As I read the excerpts of the interview with the Bishop, it occurred to me that this is probably a good time for me to exercise another prayer “chore” (Thank you for your Wednesday night classes on prayer!), i.e., praying for our enemies (Matthew 5:44). I have to confess that I don’t think that prayer is necessarily going to change the Bishop’s stance on anything (lack of faith on my part, perhaps?), but it’s probably a good idea anyway—that God, if He so desires, might change my heart and attitude towards her and what she represents… :)


Jon said...

She may be assuming a difference of meaning between "Jesus" (used to put the emphasis on the man and the specific name) and "Christ" (used to emphasis that Jesus is also the second person of the Trinity) which could make her position more sensible. If she is using this understanding of these two ways to talk about our Lord she could be read as affirming what you have also affirmed, that people can be saved through Christ without recognizing themselves as Christians. I suspect that her position may be sufficiently more liberal than your's that she might say that their path could work better than the institution of the Church, but some people do find it very difficult to deal with the institution's sinning.

If this hope is correct, then what is parallel is the all to human institutions through/in which the Word of God saves people.


Anonymous said...

Hi Father Dan,

I didn't quite follow this comment

"This is not only a theological train wreck (the Church being "catholic"--i.e. universal--and all), it's elitist and racist. What language or cultural vocabulary does one have to be fluent in in order to qualify to be a Christian"

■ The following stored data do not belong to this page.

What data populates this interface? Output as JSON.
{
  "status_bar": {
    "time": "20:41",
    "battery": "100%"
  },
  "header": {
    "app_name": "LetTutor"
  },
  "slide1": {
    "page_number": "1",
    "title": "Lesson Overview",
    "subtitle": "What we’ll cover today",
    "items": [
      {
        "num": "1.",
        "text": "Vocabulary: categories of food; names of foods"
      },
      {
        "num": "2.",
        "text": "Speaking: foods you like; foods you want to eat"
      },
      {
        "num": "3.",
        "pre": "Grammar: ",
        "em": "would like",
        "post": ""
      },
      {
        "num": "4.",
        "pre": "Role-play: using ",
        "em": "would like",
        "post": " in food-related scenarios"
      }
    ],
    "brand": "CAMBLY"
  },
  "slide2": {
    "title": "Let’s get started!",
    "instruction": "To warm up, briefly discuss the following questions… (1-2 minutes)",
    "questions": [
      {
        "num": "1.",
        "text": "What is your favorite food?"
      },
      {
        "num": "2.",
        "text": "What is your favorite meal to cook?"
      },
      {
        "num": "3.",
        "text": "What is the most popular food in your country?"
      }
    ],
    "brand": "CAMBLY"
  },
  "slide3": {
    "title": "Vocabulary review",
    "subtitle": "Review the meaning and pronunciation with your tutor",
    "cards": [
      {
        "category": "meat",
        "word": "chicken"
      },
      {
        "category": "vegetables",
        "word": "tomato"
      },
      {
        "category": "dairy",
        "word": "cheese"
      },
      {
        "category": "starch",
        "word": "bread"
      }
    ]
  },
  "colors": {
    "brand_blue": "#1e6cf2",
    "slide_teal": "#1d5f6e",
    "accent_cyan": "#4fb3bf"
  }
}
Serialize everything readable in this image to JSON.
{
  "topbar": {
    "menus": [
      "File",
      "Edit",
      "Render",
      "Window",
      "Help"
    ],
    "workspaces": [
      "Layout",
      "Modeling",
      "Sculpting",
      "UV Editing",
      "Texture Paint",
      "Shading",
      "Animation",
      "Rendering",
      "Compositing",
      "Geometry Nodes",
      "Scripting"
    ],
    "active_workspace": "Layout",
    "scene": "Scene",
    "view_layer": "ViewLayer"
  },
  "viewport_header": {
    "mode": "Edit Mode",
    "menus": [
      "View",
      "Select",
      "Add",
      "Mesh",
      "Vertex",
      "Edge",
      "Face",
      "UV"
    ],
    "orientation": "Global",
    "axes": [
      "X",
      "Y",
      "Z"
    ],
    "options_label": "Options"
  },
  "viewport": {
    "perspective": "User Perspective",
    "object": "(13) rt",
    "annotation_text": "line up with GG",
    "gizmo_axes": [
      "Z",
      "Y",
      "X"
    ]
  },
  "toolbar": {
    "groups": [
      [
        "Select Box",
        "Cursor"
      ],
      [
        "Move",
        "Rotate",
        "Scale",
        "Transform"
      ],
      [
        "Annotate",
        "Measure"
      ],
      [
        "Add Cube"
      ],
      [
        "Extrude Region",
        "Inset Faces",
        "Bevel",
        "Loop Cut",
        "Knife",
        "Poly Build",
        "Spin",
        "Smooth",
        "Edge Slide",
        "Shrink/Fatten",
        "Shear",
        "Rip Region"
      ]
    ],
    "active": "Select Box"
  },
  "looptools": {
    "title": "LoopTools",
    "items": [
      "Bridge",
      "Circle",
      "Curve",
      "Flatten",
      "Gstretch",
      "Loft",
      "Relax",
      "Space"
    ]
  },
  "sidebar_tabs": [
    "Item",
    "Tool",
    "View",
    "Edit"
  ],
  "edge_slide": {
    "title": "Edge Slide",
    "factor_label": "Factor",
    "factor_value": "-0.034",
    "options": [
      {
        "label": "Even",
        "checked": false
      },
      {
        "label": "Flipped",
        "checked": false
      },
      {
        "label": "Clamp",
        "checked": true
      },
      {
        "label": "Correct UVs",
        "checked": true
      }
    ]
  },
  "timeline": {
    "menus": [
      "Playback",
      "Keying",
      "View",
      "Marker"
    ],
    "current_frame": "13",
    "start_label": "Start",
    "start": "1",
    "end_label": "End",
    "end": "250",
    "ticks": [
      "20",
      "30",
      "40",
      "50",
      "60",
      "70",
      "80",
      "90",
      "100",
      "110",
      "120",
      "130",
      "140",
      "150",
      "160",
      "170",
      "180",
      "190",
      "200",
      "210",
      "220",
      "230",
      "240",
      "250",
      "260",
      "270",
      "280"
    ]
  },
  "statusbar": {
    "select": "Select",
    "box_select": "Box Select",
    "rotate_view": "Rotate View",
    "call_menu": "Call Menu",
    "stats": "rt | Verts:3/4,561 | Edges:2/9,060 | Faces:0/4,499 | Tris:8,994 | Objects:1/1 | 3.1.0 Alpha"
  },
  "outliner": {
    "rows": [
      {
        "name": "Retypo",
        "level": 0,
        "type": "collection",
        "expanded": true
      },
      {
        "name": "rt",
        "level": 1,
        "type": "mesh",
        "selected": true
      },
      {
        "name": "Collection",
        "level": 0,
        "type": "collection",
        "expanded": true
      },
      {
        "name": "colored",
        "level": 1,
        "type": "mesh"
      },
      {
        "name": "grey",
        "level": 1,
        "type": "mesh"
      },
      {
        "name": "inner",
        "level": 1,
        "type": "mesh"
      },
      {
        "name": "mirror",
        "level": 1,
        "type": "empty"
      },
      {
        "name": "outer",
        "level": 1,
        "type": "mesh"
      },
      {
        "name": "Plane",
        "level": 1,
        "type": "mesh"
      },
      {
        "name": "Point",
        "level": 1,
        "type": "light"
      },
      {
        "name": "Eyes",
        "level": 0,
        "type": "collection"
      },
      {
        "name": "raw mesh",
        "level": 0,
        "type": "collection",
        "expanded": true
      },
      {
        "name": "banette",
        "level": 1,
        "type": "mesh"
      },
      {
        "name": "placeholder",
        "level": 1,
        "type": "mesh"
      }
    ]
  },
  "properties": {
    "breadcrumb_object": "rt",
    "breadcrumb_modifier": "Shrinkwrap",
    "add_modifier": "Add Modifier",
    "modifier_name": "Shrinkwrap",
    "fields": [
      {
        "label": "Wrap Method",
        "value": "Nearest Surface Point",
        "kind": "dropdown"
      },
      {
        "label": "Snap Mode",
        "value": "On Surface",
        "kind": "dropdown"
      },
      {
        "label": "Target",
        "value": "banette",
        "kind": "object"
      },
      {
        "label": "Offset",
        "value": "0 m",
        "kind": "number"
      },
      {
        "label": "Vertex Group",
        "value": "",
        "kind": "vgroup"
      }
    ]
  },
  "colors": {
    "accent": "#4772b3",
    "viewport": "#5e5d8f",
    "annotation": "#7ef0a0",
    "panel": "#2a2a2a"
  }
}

I can't really see KJS's comments as elitist, but rather they look like the 'many paths up the mountain' religious relativism metaphor. Reducing Christianity to a cultural expression of human experiences of the divine, and Christ as one vehicle to the divine (as her Time interview put it). This to me is the really troubling part.

I would hope that Jon's speculation that she really meant to affirm something like the Catholic 'dominus iesus' position, but was inarticulate. However, given her association with the activist wing of the TEC and personal friendship with John Spong, I don't hold much hope for this being the case.

Daniel Martins said...

What I mean by "elitist and racist" is the implication in KJS's remarks that the path one finds to God is dependent on the culture one was born in, as if Christianity is more "native" to Europeans and their descendants than it is to Arabs, Africans, Asians, Latin Americans, or indigenous peoples in various parts of the world. So if one is born in Cambodia, then Buddhism is one's "natural" path to God, and if certain parts of India, then Hinduism, and if Yemen, then Islam. Incidentally, I don't think the adherents of any of these other world religions would be any more comfortable with these notions than I am. But I do know that what the Episcopal Church celebrates at Epiphany is the universality of the gospel: Reconciliation with God *through Christ* is for all people in all places at all times. Frankly, who God saves and how God saves them (the instrumental means, that is; I always assume Christ is the ultimate means)is a mystery to me, and I certainly have no inordinate fascination with who goes to Hell and why. All I know is that, as a Christian, the only message it is mine to proclaim is "Jesus saves; Repent and believe the gospel."

For what it's worth, I don't think Katharine was trying to articulate a "Dominus Iesus" theology and just did a poor job of it. She's smarter than that.